The overall aim of Marina Korotkova’s research is to gain novel understanding of regulation of lipid mediators in rheumatic diseases to improve treatment of patients. Her work focuses on molecular mechanisms affected by mPGES-1 inhibitors and COX inhibitors in different models of inflammation in vitro and in vivo and search for novel biomarkers related to anti-inflammatory or side effects of these drugs. She also investigates a role of lipid dysregulation in the pathogenesis of Rheumatoid Arthritis and Idiopathic Inflammatory Myositis to identify novel therapeutic targets.
Karin Larsson characterizes proteins involved in prostaglandin biosynthesis in tumors. She investigates the effect of selective prostaglandin E2 inhibition on tumor growth and on cells in the tumor microenvironment.
Carolyn Marks works in the IMI-funded ULTRA-DD project, WP2. Her position is part of a collaboration with the Drug Discovery and Development Platform at Science for Life Laboratory, where Carolyn works together with the Human Antibody Therapeutics group, led by Dr. Helena Persson Lotsholm. Within ULTRA-DD, Carolyn produces and validates antibodies primarily for the ALS Reproducible Antibody Platform (ALS-RAP) project. ALS-RAP is a collaboration between KI, University of Oxford, and McGill University with the aim to generate, identify and characterize the highest quality, renewable, recombinant antibodies for prioritized ALS-relevant antigens and to make them freely available to the ALS community. Carolyn´s main tasks include generation of recombinant antibodies using phage display technology, high-throughput binding and specificity screening, DNA sequence analysis, small scale purification of antibodies, SPR affinity measurements, and KO validation via CRISPR/Cas9 genome-editing.
Charlotta Preger is a PhD student in the IMI-funded project ULTRA-DD, WP2. She is working with recombinant antibody generation using phage display, and is studying aminoacyl tRNA syntheses and their connection to rheumatic autoimmune diseases.
Mingmei Shang has a basic training in Biochemistry and got her PhD in Pharmacology.
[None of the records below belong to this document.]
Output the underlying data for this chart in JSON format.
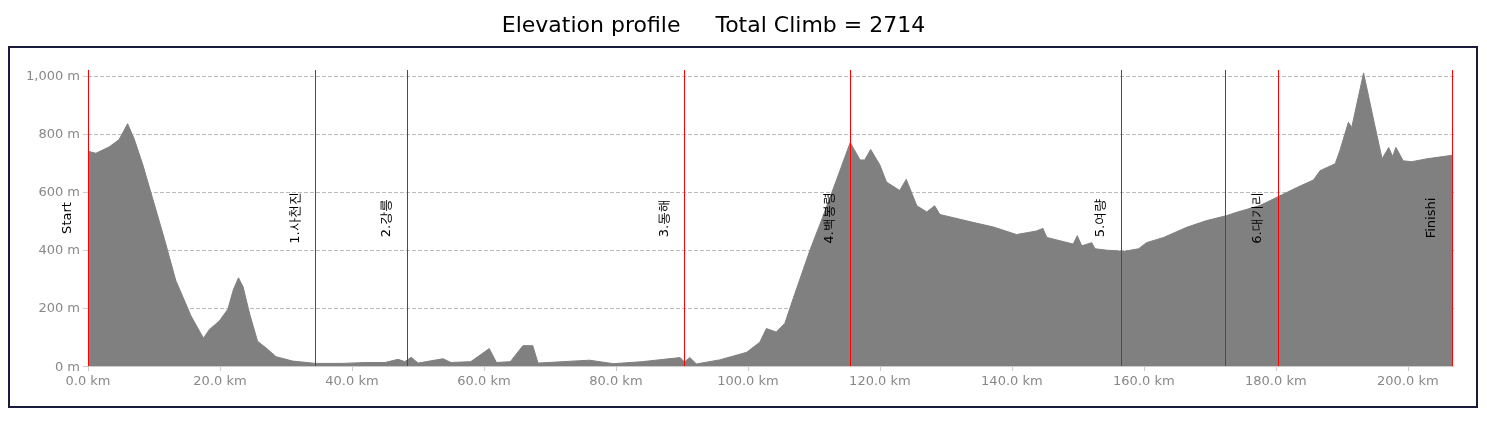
{
  "chart_data": {
    "type": "area",
    "title": "Elevation profile     Total Climb = 2714",
    "color": "#808080",
    "grid": "y",
    "x": [
      0,
      1.2,
      3.2,
      4.7,
      5.3,
      6.0,
      7.0,
      8.3,
      9.8,
      11.6,
      13.3,
      14.4,
      15.6,
      16.9,
      17.5,
      18.4,
      19.9,
      21.2,
      22.0,
      22.8,
      23.5,
      24.5,
      25.7,
      27.0,
      28.5,
      31.0,
      34.5,
      38.6,
      42.0,
      45.0,
      47.0,
      48.0,
      49.0,
      50.0,
      53.8,
      55.0,
      58.0,
      60.8,
      61.9,
      64.0,
      65.9,
      67.4,
      68.2,
      72.0,
      76.0,
      79.6,
      84.0,
      89.7,
      90.4,
      91.2,
      92.2,
      95.7,
      99.8,
      101.8,
      102.8,
      104.3,
      105.6,
      106.9,
      109.4,
      111.4,
      113.7,
      115.5,
      117.0,
      117.7,
      118.6,
      120.0,
      121.0,
      123.0,
      124.0,
      125.6,
      127.1,
      128.3,
      129.1,
      134.1,
      137.2,
      140.7,
      143.7,
      144.7,
      145.3,
      149.3,
      149.9,
      150.6,
      152.1,
      152.6,
      154.4,
      157.0,
      159.2,
      160.4,
      163.0,
      166.5,
      169.5,
      172.5,
      174.1,
      177.6,
      183.1,
      185.7,
      186.7,
      189.0,
      189.7,
      191.0,
      191.5,
      193.3,
      195.0,
      196.1,
      197.1,
      197.7,
      198.2,
      199.3,
      200.6,
      202.9,
      206.7
    ],
    "values": [
      740,
      733,
      755,
      780,
      805,
      835,
      782,
      694,
      577,
      436,
      295,
      237,
      173,
      120,
      96,
      126,
      155,
      196,
      261,
      304,
      273,
      179,
      85,
      62,
      32,
      17,
      9,
      9,
      12,
      12,
      23,
      15,
      30,
      10,
      25,
      12,
      15,
      60,
      12,
      15,
      70,
      70,
      10,
      15,
      20,
      8,
      15,
      29,
      14,
      29,
      7,
      21,
      47,
      82,
      129,
      117,
      147,
      235,
      399,
      517,
      658,
      770,
      710,
      710,
      746,
      693,
      634,
      605,
      643,
      552,
      531,
      552,
      522,
      495,
      479,
      453,
      465,
      474,
      443,
      420,
      449,
      414,
      425,
      404,
      399,
      395,
      404,
      425,
      443,
      478,
      501,
      518,
      530,
      553,
      614,
      641,
      673,
      697,
      742,
      840,
      822,
      1010,
      829,
      714,
      753,
      722,
      753,
      707,
      704,
      714,
      726
    ],
    "xlim": [
      0,
      207
    ],
    "xticks": [
      {
        "value": 0,
        "label": "0.0 km"
      },
      {
        "value": 20,
        "label": "20.0 km"
      },
      {
        "value": 40,
        "label": "40.0 km"
      },
      {
        "value": 60,
        "label": "60.0 km"
      },
      {
        "value": 80,
        "label": "80.0 km"
      },
      {
        "value": 100,
        "label": "100.0 km"
      },
      {
        "value": 120,
        "label": "120.0 km"
      },
      {
        "value": 140,
        "label": "140.0 km"
      },
      {
        "value": 160,
        "label": "160.0 km"
      },
      {
        "value": 180,
        "label": "180.0 km"
      },
      {
        "value": 200,
        "label": "200.0 km"
      }
    ],
    "ylim": [
      0,
      1020
    ],
    "yticks": [
      {
        "value": 0,
        "label": "0 m"
      },
      {
        "value": 200,
        "label": "200 m"
      },
      {
        "value": 400,
        "label": "400 m"
      },
      {
        "value": 600,
        "label": "600 m"
      },
      {
        "value": 800,
        "label": "800 m"
      },
      {
        "value": 1000,
        "label": "1,000 m"
      }
    ],
    "ref_lines": [
      {
        "axis": "x",
        "value": 0,
        "label": "Start",
        "color": "#ff0000"
      },
      {
        "axis": "x",
        "value": 34.5,
        "label": "1.사천진",
        "color": "#ff0000"
      },
      {
        "axis": "x",
        "value": 48.4,
        "label": "2.강릉",
        "color": "#ff0000"
      },
      {
        "axis": "x",
        "value": 90.4,
        "label": "3.동해",
        "color": "#ff0000"
      },
      {
        "axis": "x",
        "value": 115.5,
        "label": "4.백봉령",
        "color": "#ff0000"
      },
      {
        "axis": "x",
        "value": 156.6,
        "label": "5.여량",
        "color": "#ff0000"
      },
      {
        "axis": "x",
        "value": 172.3,
        "label": null,
        "color": "#ff0000"
      },
      {
        "axis": "x",
        "value": 180.4,
        "label": "6.대기리",
        "color": "#ff0000"
      },
      {
        "axis": "x",
        "value": 206.7,
        "label": "Finishi",
        "color": "#ff0000"
      }
    ]
  }
}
She is working in the patient tissue platform within the ULTRA-DD project. Her work focuses on developing patient derived cell based assays and use them to screen epigenetics probes and kinase inhibitors from the SGC consortium for inflammatory disease, e.g., real time image analysis for effects of the probes on dermal fibroblast cells from scleroderma patients. She is also interested in using gene manipulation tools to validate the lead hits and targets from our assays.
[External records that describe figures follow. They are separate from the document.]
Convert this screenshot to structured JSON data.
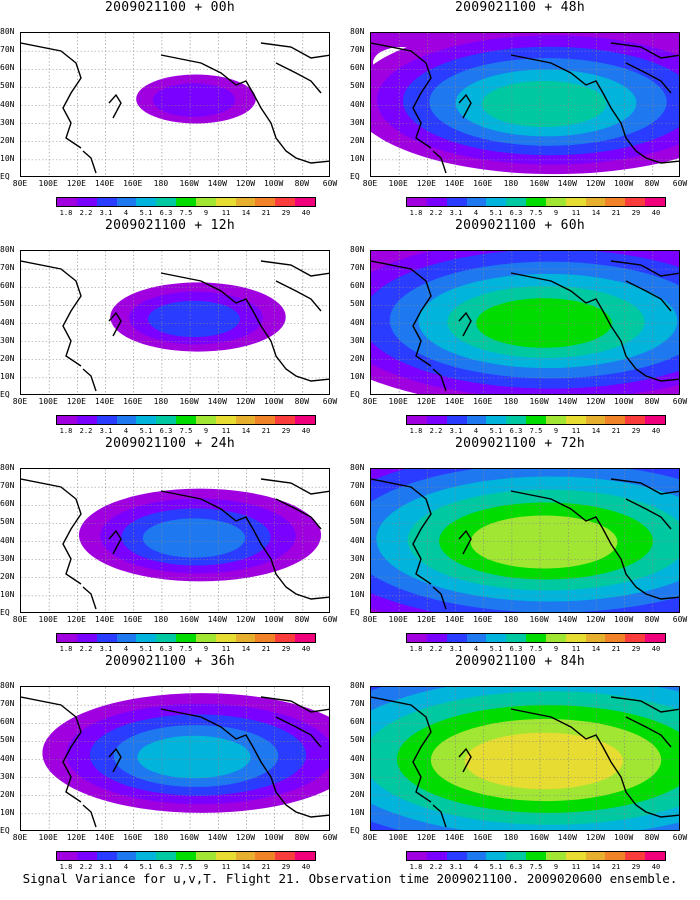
{
  "panels": [
    {
      "title": "2009021100 + 00h",
      "stage": 0
    },
    {
      "title": "2009021100 + 48h",
      "stage": 4
    },
    {
      "title": "2009021100 + 12h",
      "stage": 1
    },
    {
      "title": "2009021100 + 60h",
      "stage": 5
    },
    {
      "title": "2009021100 + 24h",
      "stage": 2
    },
    {
      "title": "2009021100 + 72h",
      "stage": 6
    },
    {
      "title": "2009021100 + 36h",
      "stage": 3
    },
    {
      "title": "2009021100 + 84h",
      "stage": 7
    }
  ],
  "lat_labels": [
    "80N",
    "70N",
    "60N",
    "50N",
    "40N",
    "30N",
    "20N",
    "10N",
    "EQ"
  ],
  "lon_labels": [
    "80E",
    "100E",
    "120E",
    "140E",
    "160E",
    "180",
    "160W",
    "140W",
    "120W",
    "100W",
    "80W",
    "60W"
  ],
  "colorbar": {
    "labels": [
      "1.8",
      "2.2",
      "3.1",
      "4",
      "5.1",
      "6.3",
      "7.5",
      "9",
      "11",
      "14",
      "21",
      "29",
      "40"
    ],
    "colors": [
      "#a000e0",
      "#7a00ff",
      "#2a3cff",
      "#1e78f0",
      "#00b4dc",
      "#00c8a0",
      "#00dc00",
      "#a0e632",
      "#e6dc32",
      "#e6af2d",
      "#f08228",
      "#fa3c3c",
      "#f0007a"
    ]
  },
  "footer": "Signal Variance for u,v,T. Flight 21. Observation time 2009021100. 2009020600 ensemble."
}
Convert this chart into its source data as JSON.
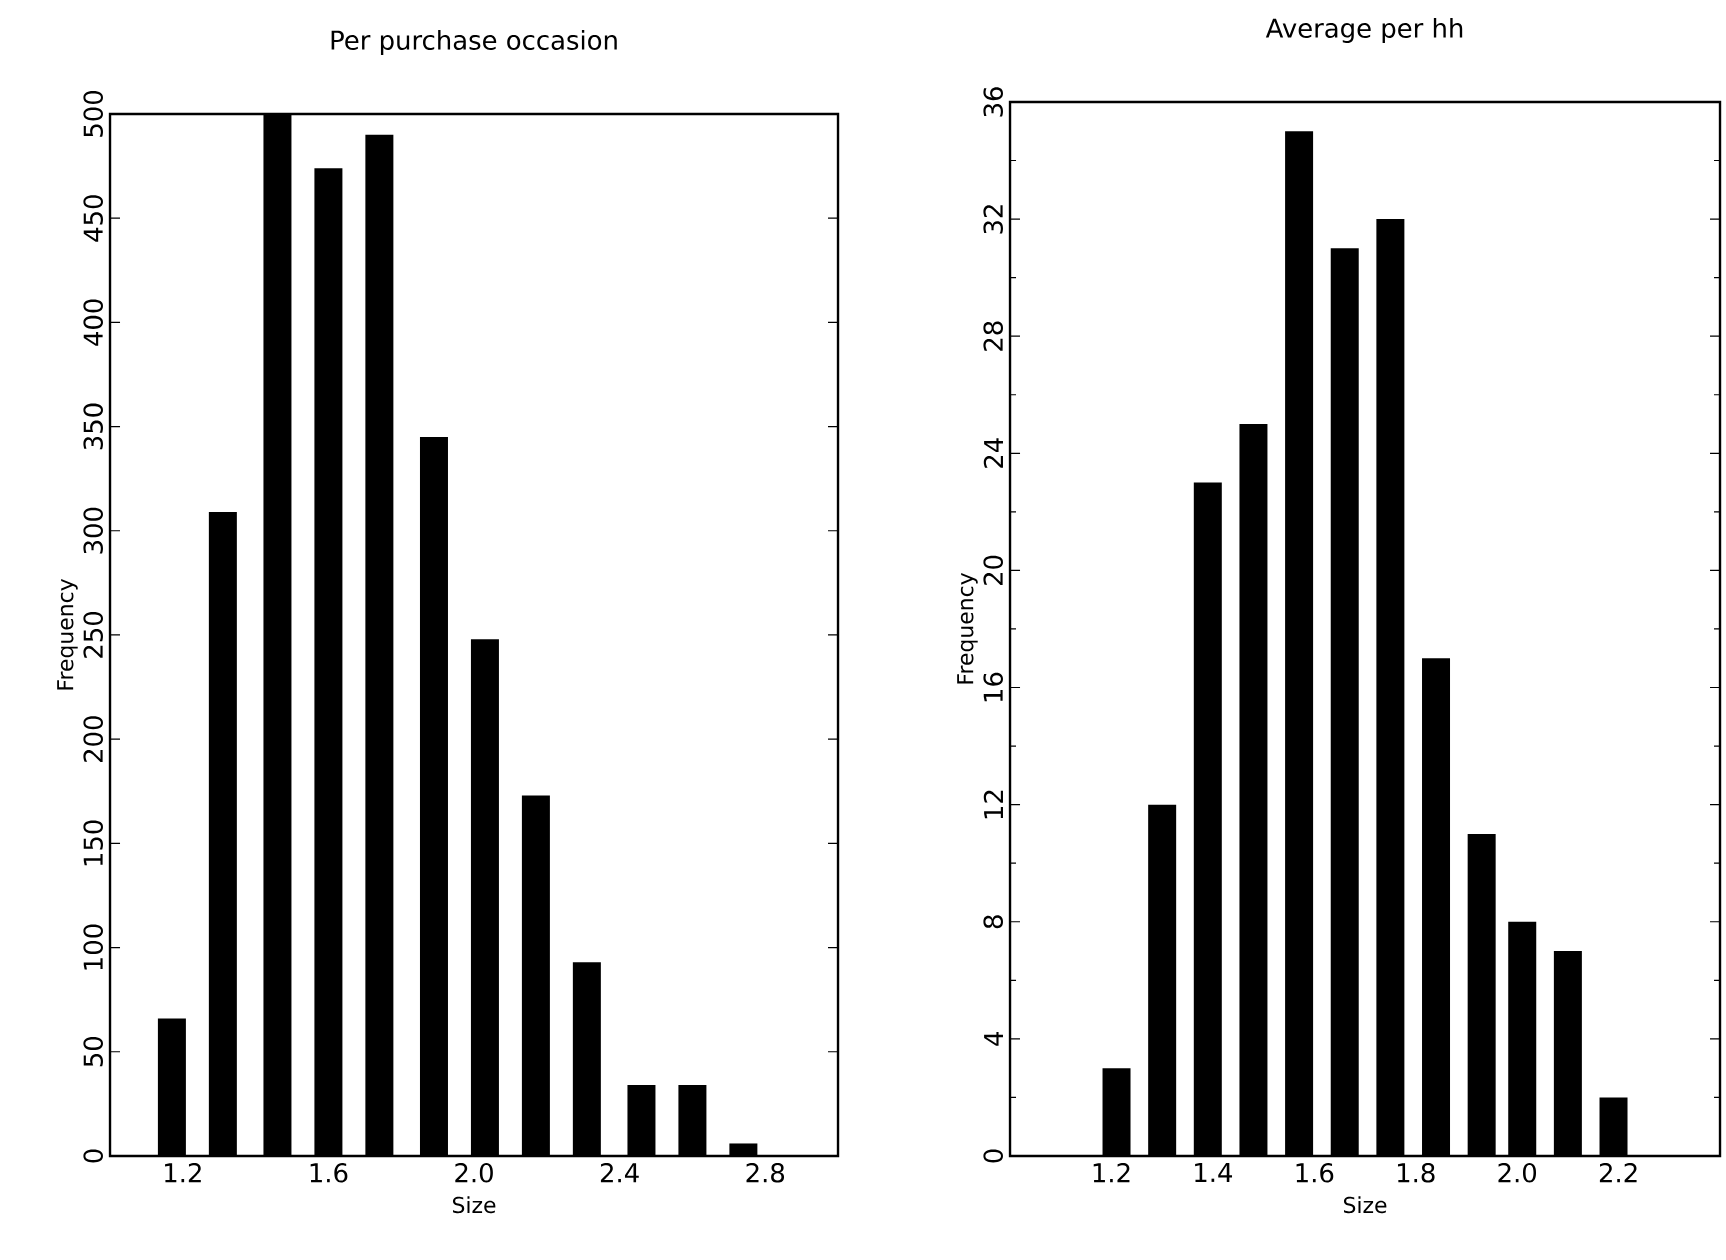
{
  "chart_data": [
    {
      "type": "bar",
      "title": "Per purchase occasion",
      "xlabel": "Size",
      "ylabel": "Frequency",
      "color": "#000000",
      "x": [
        1.17,
        1.31,
        1.46,
        1.6,
        1.74,
        1.89,
        2.03,
        2.17,
        2.31,
        2.46,
        2.6,
        2.74
      ],
      "values": [
        66,
        309,
        500,
        474,
        490,
        345,
        248,
        173,
        93,
        34,
        34,
        6
      ],
      "xlim": [
        1.0,
        3.0
      ],
      "xticks": [
        {
          "value": 1.2,
          "label": "1.2"
        },
        {
          "value": 1.6,
          "label": "1.6"
        },
        {
          "value": 2.0,
          "label": "2.0"
        },
        {
          "value": 2.4,
          "label": "2.4"
        },
        {
          "value": 2.8,
          "label": "2.8"
        }
      ],
      "ylim": [
        0,
        500
      ],
      "yticks": [
        0,
        50,
        100,
        150,
        200,
        250,
        300,
        350,
        400,
        450,
        500
      ],
      "grid": false
    },
    {
      "type": "bar",
      "title": "Average per hh",
      "xlabel": "Size",
      "ylabel": "Frequency",
      "color": "#000000",
      "x": [
        1.21,
        1.3,
        1.39,
        1.48,
        1.57,
        1.66,
        1.75,
        1.84,
        1.93,
        2.01,
        2.1,
        2.19
      ],
      "values": [
        3,
        12,
        23,
        25,
        35,
        31,
        32,
        17,
        11,
        8,
        7,
        2
      ],
      "xlim": [
        1.0,
        2.4
      ],
      "xticks": [
        {
          "value": 1.2,
          "label": "1.2"
        },
        {
          "value": 1.4,
          "label": "1.4"
        },
        {
          "value": 1.6,
          "label": "1.6"
        },
        {
          "value": 1.8,
          "label": "1.8"
        },
        {
          "value": 2.0,
          "label": "2.0"
        },
        {
          "value": 2.2,
          "label": "2.2"
        }
      ],
      "ylim": [
        0,
        36
      ],
      "yticks": [
        0,
        {
          "value": 2,
          "label": null
        },
        4,
        {
          "value": 6,
          "label": null
        },
        8,
        {
          "value": 10,
          "label": null
        },
        12,
        {
          "value": 14,
          "label": null
        },
        16,
        {
          "value": 18,
          "label": null
        },
        20,
        {
          "value": 22,
          "label": null
        },
        24,
        {
          "value": 26,
          "label": null
        },
        28,
        {
          "value": 30,
          "label": null
        },
        32,
        {
          "value": 34,
          "label": null
        },
        36
      ],
      "grid": false
    }
  ]
}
Julia Steinmetz’s Ph.D. research is focused on inflammation and its regulation by prostaglandins in rheumatic diseases and cancer. She is interested in the biosynthesis and metabolism of anti-inflammatory and pro-resolving lipid mediators such as 15-deoxy-∆12,14-prostaglandin J2 and how selective microsomal prostaglandin E synthase-1 (mPGES-1) inhibition is related to anti-inflammatory pathways. For these studies mass spectrometry is used for prostaglandin and proteomics analysis in different murine and human cellular systems.
Edvard Wigren works in the IMI-funded project ULTRA-DD, WP2. Edvard’s main tasks include generation of recombinant antigen for phage display and production of generated recombinant antibodies. He performs DNA construct design, cloning and small-scale expression screening and large scale parallel protein purification on an ÄKTA Xpress system.